Objective
To develop a multivariate method for quantifying the population
representativeness across related clinical studies and a computational
method for identifying and characterizing underrepresented subgroups in
clinical studies.
Methods
We extended a published metric named Generalizability Index for Study
Traits (GIST) to include multiple study traits for quantifying the
population representativeness of a set of related studies by assuming the
independence and equal importance among all study traits. On this basis, we
compared the effectiveness of GIST and multivariate GIST (mGIST)
qualitatively. We further developed an algorithm called
“Multivariate Underrepresented Subgroup Identification”

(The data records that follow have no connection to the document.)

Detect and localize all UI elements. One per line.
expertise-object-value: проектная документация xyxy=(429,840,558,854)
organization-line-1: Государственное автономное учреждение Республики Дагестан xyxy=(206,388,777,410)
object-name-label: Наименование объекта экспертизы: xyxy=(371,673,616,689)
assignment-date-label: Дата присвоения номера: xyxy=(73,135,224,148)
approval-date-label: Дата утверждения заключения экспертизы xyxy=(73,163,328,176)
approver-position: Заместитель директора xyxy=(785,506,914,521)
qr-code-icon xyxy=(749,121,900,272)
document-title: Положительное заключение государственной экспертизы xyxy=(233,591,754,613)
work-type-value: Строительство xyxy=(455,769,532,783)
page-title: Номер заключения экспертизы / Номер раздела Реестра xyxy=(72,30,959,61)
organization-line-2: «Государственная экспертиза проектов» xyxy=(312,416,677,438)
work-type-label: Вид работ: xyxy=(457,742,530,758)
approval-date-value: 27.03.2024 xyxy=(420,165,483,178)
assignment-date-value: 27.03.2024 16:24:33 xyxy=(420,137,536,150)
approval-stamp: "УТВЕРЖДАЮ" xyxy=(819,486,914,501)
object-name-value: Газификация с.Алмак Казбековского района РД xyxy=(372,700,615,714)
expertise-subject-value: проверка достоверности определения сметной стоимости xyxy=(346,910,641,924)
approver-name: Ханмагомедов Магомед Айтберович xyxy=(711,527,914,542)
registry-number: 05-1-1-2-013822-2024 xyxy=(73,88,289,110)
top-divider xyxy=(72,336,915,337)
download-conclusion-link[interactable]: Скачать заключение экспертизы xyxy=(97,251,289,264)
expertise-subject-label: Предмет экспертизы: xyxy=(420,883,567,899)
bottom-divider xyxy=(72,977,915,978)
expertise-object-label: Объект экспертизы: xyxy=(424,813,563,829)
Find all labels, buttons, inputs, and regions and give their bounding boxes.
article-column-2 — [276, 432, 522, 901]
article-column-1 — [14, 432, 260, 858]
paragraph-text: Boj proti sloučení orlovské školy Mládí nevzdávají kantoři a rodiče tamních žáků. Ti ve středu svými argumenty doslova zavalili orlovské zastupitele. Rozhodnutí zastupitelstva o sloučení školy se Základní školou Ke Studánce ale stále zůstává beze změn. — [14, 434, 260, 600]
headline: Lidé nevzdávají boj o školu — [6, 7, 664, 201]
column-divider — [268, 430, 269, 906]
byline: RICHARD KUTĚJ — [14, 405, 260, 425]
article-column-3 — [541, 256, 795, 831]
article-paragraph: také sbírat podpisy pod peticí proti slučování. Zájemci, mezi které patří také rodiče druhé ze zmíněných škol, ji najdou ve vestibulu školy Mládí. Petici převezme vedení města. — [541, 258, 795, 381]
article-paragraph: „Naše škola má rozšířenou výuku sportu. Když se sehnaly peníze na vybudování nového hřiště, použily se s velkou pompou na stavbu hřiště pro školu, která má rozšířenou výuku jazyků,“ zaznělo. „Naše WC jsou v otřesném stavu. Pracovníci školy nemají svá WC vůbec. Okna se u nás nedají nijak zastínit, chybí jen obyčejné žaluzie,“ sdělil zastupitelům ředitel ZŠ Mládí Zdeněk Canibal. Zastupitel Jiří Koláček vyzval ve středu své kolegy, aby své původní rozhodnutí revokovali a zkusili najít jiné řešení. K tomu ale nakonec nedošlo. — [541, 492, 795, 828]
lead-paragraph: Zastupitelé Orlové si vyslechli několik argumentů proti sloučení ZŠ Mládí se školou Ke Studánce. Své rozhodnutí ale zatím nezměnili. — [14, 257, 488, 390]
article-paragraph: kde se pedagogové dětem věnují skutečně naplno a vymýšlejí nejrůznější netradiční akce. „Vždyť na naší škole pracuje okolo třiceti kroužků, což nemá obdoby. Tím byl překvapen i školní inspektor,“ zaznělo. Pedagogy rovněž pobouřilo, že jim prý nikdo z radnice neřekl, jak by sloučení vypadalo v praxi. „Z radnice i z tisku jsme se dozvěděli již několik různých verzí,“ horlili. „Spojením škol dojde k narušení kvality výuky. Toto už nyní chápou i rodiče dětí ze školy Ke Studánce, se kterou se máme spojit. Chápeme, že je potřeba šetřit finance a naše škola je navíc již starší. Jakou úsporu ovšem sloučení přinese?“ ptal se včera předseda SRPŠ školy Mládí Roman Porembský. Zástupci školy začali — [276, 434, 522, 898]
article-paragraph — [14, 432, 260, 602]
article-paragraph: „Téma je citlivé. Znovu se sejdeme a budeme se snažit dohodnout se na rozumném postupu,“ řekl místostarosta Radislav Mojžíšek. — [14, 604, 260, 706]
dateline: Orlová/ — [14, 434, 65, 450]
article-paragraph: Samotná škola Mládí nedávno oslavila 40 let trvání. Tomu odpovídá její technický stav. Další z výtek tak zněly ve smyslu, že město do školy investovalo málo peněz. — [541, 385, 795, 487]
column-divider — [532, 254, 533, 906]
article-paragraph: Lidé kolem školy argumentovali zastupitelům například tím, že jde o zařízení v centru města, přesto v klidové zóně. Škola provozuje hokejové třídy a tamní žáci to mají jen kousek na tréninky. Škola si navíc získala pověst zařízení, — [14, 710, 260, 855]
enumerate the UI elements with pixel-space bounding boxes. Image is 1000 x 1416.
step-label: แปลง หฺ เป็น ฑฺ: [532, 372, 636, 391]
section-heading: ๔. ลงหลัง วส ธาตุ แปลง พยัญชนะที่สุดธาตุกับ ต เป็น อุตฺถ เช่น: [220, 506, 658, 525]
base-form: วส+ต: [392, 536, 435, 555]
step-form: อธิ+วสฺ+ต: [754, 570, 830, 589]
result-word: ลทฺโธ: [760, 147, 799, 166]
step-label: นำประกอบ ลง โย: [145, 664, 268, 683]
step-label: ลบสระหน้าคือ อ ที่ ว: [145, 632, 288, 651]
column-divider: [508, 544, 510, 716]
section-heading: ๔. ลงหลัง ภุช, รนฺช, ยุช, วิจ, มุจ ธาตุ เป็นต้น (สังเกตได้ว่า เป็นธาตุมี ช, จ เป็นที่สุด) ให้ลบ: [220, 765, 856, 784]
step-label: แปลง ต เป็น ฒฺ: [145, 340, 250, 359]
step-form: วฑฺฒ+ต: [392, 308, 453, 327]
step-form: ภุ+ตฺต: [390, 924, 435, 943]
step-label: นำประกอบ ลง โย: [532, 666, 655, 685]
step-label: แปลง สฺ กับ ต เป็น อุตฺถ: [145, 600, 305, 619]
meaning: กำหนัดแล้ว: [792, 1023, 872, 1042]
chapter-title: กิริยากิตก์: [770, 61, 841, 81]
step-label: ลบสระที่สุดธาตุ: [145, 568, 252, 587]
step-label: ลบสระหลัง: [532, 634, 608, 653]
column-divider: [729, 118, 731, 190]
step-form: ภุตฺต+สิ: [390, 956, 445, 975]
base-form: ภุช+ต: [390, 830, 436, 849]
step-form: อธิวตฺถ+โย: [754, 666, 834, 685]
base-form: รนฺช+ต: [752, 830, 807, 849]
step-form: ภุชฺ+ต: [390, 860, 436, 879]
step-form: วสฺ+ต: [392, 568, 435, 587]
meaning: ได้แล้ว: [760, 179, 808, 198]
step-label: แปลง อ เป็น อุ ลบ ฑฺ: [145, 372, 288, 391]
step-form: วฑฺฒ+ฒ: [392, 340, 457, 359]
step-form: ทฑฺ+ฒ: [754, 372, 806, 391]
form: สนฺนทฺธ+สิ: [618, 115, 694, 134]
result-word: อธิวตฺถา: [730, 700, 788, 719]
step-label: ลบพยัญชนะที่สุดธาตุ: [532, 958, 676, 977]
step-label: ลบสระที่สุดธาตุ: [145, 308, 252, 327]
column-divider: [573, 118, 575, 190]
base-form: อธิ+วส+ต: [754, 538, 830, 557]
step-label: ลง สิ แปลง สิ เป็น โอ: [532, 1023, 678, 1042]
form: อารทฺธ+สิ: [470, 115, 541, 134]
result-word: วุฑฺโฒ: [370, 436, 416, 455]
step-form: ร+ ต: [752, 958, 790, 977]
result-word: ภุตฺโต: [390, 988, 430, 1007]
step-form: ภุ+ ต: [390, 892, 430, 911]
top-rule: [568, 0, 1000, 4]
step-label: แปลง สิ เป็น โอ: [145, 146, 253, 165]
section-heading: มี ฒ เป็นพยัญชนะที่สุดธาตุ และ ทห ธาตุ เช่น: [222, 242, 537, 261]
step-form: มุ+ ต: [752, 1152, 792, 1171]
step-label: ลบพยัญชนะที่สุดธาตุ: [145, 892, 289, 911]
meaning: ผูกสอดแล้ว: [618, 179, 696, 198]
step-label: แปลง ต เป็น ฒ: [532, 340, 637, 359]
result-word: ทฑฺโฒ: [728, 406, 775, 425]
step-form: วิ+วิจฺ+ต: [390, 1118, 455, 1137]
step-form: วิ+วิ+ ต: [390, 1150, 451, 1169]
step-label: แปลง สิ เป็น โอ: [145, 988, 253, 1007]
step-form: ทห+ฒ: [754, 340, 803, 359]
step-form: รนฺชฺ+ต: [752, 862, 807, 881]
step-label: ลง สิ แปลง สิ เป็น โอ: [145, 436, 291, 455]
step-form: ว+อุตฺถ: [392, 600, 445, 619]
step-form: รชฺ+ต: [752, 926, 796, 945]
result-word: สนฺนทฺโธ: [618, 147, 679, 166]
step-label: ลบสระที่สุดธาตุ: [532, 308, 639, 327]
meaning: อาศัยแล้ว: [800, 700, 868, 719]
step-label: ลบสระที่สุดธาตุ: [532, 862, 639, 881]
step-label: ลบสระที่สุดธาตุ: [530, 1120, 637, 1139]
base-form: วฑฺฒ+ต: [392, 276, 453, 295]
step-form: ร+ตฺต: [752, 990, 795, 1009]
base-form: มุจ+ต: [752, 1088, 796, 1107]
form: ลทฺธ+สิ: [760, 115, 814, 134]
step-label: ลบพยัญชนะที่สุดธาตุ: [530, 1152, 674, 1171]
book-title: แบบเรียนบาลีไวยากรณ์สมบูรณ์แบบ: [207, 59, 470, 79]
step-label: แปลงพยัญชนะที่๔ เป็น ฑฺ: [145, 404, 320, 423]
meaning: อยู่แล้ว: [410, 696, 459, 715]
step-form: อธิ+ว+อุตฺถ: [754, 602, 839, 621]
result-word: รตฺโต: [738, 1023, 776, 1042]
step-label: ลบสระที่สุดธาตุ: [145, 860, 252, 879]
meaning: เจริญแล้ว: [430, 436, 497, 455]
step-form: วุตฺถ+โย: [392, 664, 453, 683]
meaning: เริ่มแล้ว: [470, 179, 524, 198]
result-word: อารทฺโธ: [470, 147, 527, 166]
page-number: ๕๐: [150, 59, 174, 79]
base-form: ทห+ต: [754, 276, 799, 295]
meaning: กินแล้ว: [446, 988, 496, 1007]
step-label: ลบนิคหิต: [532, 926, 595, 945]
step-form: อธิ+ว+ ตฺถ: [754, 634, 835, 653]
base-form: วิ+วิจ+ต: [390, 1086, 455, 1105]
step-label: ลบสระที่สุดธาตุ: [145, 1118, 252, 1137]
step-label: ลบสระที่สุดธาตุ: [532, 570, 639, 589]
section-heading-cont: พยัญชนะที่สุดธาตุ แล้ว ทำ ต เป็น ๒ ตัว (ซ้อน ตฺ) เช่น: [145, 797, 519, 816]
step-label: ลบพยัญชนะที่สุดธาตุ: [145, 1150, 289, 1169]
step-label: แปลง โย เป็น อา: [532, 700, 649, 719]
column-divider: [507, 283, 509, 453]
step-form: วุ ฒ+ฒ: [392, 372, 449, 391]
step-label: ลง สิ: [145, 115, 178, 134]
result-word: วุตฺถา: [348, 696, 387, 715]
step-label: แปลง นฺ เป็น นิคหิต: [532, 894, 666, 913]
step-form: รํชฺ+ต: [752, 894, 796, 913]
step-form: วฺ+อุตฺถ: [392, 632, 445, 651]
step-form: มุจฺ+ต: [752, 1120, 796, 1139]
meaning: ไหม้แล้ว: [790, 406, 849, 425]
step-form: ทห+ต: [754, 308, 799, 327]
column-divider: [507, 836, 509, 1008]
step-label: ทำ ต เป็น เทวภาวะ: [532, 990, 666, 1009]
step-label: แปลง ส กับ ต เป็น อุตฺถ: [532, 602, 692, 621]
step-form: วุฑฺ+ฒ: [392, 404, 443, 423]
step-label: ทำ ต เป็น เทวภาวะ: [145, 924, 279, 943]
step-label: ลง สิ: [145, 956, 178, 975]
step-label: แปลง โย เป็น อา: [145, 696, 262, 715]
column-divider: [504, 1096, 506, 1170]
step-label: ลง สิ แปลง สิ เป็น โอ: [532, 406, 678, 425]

(MAGIC) for constructing optimal combinations of distinct value intervals of
multiple traits to define underrepresented subgroups in a set of related
studies. Using Type 2 diabetes mellitus (T2DM) as an example, we identified
and extracted frequently used quantitative eligibility criteria variables in
a set of clinical studies. We profiled the T2DM target population using the
National Health and Nutrition Examination Survey (NHANES) data.
Results
According to the mGIST scores for four example variables, i.e., age,
HbA1c, BMI, and gender, the included observational T2DM studies had superior
population representativeness than the interventional T2DM studies. For the
interventional T2DM studies, Phase I trials had better population
representativeness than Phase III trials. People at least 65 years old with
HbA1c value between 5.7% and 7.2% were particularly
underrepresented in the included T2DM trials. These results confirmed
well-known knowledge and demonstrated the effectiveness of our methods in
population representativeness assessment.
Conclusions
mGIST is effective at quantifying population representativeness of
related clinical studies using multiple numeric study traits. MAGIC
identifies underrepresented subgroups in clinical studies. Both data-driven
methods can be used to improve the transparency of design bias in
participation selection at the research community level.